Math Find/Replace and Rich Text Searches

A number of readers have inquired how to Find/Replace mathematical expressions in Word 2007. This post shows how it could be done nicely, although unfortunately this functionality didn’t make it into Word 2007. A previous post shows how to find simple variables in a math zone. The basic idea of finding more complex expressions is to use a rich-text search.

A rich-text search matches one or more rich-text properties in addition to matching the associated plain text according to various options. The basic algorithm for a rich-text search is to loop on a plain-text search followed by tests for the desired rich text properties. If a plain-text hit also satisfies the rich-text property tests, then a desired rich-text search hit is found.

To illustrate this approach, consider searching for a mathematical expression. This functionality ships in Office 2007’s RichEdit control, although it’s not used by any applications to date and it’s only partially described in a Microsoft Confidential document. In math built-up format, as distinguished from math linear format, mathematical objects like fraction and subscript are represented by a start delimiter, the first argument, an argument separator if the object has more than one argument, the second argument, etc., with the final argument terminated by an end delimiter.
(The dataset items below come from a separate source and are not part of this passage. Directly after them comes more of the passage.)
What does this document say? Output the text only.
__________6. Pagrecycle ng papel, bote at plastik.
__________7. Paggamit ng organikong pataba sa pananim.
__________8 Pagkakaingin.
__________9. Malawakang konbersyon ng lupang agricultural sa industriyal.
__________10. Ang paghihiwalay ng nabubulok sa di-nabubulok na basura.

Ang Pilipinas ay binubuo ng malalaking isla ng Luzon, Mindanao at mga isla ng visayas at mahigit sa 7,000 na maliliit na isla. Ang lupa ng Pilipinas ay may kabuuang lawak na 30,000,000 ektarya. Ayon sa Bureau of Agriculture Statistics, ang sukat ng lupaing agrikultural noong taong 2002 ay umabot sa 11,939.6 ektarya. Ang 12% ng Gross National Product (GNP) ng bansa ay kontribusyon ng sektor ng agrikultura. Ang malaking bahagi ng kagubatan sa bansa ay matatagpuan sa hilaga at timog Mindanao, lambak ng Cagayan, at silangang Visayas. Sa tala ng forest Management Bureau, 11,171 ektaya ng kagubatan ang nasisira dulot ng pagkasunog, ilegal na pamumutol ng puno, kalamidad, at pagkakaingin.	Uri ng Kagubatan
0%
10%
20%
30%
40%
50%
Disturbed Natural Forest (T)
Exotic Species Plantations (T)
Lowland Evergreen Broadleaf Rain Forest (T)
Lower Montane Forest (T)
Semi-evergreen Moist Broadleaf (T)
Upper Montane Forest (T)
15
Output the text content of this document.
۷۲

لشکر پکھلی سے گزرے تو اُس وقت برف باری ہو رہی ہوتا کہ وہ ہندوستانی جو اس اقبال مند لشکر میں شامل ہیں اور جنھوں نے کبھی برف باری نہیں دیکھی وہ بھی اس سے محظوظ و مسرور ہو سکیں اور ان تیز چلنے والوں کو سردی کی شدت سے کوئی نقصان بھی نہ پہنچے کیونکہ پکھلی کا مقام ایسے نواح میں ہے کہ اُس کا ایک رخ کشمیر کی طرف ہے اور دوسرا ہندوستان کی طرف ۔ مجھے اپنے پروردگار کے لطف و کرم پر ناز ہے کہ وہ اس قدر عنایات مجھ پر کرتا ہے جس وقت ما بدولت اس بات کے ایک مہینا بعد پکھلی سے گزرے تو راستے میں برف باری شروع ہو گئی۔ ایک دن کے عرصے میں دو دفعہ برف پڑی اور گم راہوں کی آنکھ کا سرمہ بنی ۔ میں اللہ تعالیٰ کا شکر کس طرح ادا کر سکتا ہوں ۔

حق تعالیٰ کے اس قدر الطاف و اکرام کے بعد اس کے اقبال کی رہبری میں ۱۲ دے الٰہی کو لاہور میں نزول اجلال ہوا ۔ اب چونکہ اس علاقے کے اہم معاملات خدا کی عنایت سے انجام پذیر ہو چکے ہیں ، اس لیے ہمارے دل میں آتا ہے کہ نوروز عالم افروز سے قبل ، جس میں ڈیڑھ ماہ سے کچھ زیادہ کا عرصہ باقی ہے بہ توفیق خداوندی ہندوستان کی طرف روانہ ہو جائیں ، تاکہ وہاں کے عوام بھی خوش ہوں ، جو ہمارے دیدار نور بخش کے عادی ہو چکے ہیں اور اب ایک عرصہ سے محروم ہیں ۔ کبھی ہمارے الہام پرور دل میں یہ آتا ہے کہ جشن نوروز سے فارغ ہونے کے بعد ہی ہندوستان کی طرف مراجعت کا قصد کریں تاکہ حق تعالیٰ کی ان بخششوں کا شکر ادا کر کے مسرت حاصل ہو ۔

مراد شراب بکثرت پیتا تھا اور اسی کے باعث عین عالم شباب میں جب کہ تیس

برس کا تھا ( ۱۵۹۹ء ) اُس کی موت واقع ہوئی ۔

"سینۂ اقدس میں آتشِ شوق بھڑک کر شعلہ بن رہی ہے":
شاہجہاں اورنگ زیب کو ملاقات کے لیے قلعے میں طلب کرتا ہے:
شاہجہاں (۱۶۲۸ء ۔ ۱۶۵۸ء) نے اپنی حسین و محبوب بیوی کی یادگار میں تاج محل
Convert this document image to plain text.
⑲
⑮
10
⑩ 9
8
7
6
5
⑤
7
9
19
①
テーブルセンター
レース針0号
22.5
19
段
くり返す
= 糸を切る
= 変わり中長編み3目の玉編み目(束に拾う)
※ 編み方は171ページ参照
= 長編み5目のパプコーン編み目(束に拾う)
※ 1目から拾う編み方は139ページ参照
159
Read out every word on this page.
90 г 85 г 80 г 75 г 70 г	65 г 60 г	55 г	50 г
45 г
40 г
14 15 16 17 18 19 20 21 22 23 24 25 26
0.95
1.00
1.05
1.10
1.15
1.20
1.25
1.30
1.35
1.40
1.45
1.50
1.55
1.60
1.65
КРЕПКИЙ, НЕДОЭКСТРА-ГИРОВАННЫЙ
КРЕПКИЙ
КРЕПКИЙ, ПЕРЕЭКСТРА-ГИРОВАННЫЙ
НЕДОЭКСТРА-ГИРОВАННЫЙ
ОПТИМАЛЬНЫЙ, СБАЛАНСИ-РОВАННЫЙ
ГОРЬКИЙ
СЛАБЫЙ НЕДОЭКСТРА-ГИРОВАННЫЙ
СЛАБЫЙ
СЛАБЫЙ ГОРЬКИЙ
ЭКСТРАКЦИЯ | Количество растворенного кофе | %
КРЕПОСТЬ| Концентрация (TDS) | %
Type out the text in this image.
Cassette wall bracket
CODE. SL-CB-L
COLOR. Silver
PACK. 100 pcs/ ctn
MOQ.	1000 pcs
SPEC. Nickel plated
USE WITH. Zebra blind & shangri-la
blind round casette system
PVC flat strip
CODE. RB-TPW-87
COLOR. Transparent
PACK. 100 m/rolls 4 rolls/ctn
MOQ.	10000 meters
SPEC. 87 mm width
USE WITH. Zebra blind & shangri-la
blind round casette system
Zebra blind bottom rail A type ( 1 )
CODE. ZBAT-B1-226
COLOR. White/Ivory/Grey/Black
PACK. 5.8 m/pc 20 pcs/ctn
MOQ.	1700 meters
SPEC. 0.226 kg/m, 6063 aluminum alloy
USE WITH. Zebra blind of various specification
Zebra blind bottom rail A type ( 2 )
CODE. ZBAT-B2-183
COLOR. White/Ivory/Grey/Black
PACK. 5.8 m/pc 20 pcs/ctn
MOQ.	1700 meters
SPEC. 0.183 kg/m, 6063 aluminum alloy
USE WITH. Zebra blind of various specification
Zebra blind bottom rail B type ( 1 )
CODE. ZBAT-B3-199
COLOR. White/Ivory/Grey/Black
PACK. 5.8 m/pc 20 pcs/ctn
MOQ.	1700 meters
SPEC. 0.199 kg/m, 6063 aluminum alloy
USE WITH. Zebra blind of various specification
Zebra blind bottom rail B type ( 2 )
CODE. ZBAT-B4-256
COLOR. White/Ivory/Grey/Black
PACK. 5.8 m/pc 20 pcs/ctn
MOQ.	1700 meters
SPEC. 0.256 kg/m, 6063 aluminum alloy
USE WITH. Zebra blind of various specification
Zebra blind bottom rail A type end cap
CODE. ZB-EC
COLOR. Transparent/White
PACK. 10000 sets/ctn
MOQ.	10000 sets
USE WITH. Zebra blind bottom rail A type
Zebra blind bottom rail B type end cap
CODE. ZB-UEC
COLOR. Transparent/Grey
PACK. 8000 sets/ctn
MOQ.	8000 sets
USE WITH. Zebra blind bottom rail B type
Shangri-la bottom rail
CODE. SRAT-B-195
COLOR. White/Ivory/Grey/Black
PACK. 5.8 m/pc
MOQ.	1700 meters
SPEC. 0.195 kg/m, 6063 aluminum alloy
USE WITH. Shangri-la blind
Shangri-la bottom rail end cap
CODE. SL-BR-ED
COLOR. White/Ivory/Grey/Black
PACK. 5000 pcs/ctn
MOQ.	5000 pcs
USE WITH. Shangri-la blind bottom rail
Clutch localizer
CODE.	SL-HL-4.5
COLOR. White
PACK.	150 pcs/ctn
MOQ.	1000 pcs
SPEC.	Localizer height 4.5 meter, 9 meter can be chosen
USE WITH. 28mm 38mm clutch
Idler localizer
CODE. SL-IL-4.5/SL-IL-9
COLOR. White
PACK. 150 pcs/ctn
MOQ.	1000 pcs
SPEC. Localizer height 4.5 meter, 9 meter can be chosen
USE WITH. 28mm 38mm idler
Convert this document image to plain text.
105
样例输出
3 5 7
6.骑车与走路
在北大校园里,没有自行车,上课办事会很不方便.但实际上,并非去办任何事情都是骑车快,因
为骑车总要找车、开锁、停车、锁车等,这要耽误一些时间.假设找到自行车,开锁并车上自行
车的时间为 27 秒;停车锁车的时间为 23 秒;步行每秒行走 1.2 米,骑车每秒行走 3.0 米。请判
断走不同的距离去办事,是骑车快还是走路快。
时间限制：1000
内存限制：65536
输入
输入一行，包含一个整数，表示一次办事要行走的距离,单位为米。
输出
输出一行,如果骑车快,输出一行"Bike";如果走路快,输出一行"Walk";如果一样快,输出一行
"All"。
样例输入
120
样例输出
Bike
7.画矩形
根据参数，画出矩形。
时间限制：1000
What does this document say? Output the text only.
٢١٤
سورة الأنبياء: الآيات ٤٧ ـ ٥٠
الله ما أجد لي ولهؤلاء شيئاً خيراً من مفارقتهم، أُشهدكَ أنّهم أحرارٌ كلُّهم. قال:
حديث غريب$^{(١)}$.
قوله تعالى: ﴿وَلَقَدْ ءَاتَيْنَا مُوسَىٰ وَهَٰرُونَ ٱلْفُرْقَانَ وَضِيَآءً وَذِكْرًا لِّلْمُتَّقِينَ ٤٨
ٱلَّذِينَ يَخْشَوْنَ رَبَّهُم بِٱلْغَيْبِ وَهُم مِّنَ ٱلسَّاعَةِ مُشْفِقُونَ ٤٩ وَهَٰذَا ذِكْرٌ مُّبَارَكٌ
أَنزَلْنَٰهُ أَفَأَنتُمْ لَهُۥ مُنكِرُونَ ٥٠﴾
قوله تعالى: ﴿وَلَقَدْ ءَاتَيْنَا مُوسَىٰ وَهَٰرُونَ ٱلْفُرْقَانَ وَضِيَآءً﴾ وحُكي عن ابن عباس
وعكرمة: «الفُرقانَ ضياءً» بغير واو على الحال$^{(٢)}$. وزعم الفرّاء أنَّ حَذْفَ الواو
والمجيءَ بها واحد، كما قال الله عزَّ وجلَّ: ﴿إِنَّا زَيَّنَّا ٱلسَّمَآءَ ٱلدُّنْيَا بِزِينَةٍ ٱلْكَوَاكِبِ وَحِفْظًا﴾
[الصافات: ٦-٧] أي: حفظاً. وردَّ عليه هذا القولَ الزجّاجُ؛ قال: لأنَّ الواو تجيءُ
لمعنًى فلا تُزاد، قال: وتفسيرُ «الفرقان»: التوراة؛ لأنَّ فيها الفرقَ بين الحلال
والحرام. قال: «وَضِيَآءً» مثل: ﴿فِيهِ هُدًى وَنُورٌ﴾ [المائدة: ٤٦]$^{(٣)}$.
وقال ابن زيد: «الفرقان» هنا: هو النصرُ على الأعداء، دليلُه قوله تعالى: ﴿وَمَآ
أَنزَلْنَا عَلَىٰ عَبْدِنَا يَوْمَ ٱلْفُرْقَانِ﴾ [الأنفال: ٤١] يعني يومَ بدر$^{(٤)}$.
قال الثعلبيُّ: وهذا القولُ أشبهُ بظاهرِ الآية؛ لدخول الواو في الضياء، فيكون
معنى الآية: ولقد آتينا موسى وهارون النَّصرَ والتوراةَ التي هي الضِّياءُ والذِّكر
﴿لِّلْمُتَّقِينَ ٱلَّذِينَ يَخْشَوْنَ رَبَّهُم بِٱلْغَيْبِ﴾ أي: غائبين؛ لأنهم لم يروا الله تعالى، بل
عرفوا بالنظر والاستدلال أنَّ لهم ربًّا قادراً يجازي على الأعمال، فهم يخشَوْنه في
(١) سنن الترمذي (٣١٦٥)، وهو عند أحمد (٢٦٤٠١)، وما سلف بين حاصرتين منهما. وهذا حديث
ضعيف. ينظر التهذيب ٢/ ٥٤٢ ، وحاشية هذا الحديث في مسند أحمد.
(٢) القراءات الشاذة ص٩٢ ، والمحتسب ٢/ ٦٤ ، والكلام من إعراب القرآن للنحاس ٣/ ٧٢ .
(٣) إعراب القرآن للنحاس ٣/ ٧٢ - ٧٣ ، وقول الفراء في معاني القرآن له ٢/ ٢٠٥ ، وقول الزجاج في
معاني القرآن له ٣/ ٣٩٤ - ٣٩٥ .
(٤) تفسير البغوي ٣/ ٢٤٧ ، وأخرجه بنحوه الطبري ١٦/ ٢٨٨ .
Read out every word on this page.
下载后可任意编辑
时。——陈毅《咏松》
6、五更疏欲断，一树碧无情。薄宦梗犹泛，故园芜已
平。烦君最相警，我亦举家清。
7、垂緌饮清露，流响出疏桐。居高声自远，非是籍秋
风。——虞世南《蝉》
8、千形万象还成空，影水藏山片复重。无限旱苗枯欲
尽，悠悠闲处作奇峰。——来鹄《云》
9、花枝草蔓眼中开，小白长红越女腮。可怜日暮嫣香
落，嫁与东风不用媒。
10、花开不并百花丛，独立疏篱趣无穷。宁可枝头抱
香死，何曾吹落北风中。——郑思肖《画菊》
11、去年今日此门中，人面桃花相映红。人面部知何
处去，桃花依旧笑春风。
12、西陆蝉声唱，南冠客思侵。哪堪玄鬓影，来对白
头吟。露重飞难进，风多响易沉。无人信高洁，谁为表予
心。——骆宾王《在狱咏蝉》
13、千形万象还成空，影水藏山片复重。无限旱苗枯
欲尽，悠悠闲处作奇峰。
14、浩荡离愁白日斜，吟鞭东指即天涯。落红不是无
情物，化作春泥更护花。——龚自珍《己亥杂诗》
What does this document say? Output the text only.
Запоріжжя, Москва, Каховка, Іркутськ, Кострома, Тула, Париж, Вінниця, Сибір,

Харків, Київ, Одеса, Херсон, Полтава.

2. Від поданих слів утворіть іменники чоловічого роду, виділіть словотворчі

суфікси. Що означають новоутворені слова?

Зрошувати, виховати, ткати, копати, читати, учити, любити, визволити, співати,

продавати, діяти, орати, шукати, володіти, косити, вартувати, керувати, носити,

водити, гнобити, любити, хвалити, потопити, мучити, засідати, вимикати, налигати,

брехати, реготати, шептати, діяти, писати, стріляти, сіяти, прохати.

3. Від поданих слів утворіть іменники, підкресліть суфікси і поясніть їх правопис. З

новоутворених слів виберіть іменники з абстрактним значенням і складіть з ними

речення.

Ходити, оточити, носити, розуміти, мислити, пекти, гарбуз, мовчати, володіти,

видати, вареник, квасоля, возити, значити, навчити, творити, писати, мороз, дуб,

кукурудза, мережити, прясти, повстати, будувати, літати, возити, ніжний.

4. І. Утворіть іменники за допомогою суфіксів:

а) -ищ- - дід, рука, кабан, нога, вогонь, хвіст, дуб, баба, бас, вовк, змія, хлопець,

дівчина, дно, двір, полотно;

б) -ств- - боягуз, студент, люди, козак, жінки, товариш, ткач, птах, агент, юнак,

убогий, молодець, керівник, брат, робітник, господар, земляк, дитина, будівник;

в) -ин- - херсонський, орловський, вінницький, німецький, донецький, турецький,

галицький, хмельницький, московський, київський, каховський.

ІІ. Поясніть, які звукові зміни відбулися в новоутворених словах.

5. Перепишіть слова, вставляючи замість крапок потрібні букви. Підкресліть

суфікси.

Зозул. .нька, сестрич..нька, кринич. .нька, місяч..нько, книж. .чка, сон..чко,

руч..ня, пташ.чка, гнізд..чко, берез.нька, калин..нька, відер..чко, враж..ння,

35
For example, the fraction a over b is represented in built-up format by {frac a|b} where {frac is the start delimiter, | is the argument separator, and } is the end delimiter. Similarly the subscript object ab is represented by {sub a|b }. Here the start delimiter is the same character for all math objects and is the Unicode character U+FDD0 in RichEdit (Word uses a different character). The kind of the object is specified by a rich-text object-name property associated with the start delimiter. So in plain text, the built-up forms of the fraction and subscript are identical if the fraction arguments are the same as their subscript counterparts. In the example here, a plain-text search for {frac a|b} matches {sub a|b } as well {frac a|b}.

Searches generally deal with plain text only, so a search for a fraction would match any object with two arguments if the arguments are the same as those of the fraction. A rich-text search is able to match only fractions when searching for fractions and only subscripts when searching for subscripts. In general, only one kind of built-up object is matched.

This is accomplished by executing an iterative loop with a plain-text search followed by a check on the object-name property for each math object in the search text. So long as the checks for object names fail and there's more text to search in the target text, the loop iterates. If there’s no more text to search, the search fails. If a plain-text match occurs and each math object has the same name in the search text as its counterpart in the target text, then the loop is exited with a successful search. Else iteration continues.

This kind of search is a special case of fuzzy rich-text searches in which a single rich-text property has to match for certain text runs as well as having a plain-text match for the whole search string. Other kinds of rich text searches require more or all rich-text properties in the search and target texts to match. For years Microsoft Word has offered one such kind of rich-text search: it requires the uniform character formatting of the whole source string to match that of a target hit as well as having a plain-text match. The math search discussed here differs in that only the math-object start-delimiter name property of each object needs to match.

Find/Replace combines this Find process with the option to replace the found expression with the mathematical expression entered into Replace text control. A cool way to enter the desired Find and Replace strings in the Find/Replace dialog text fields is to type Alt+= to turn on the math zone in these fields and then type the desired math expressions using the linear format as in Word 2007. The text controls need to be RichEdit rich-text controls to do this. Or you can paste the desired math expressions into the Find and Replace text fields. I'll give a more complete specification for how this is done in RichEdit in a later post.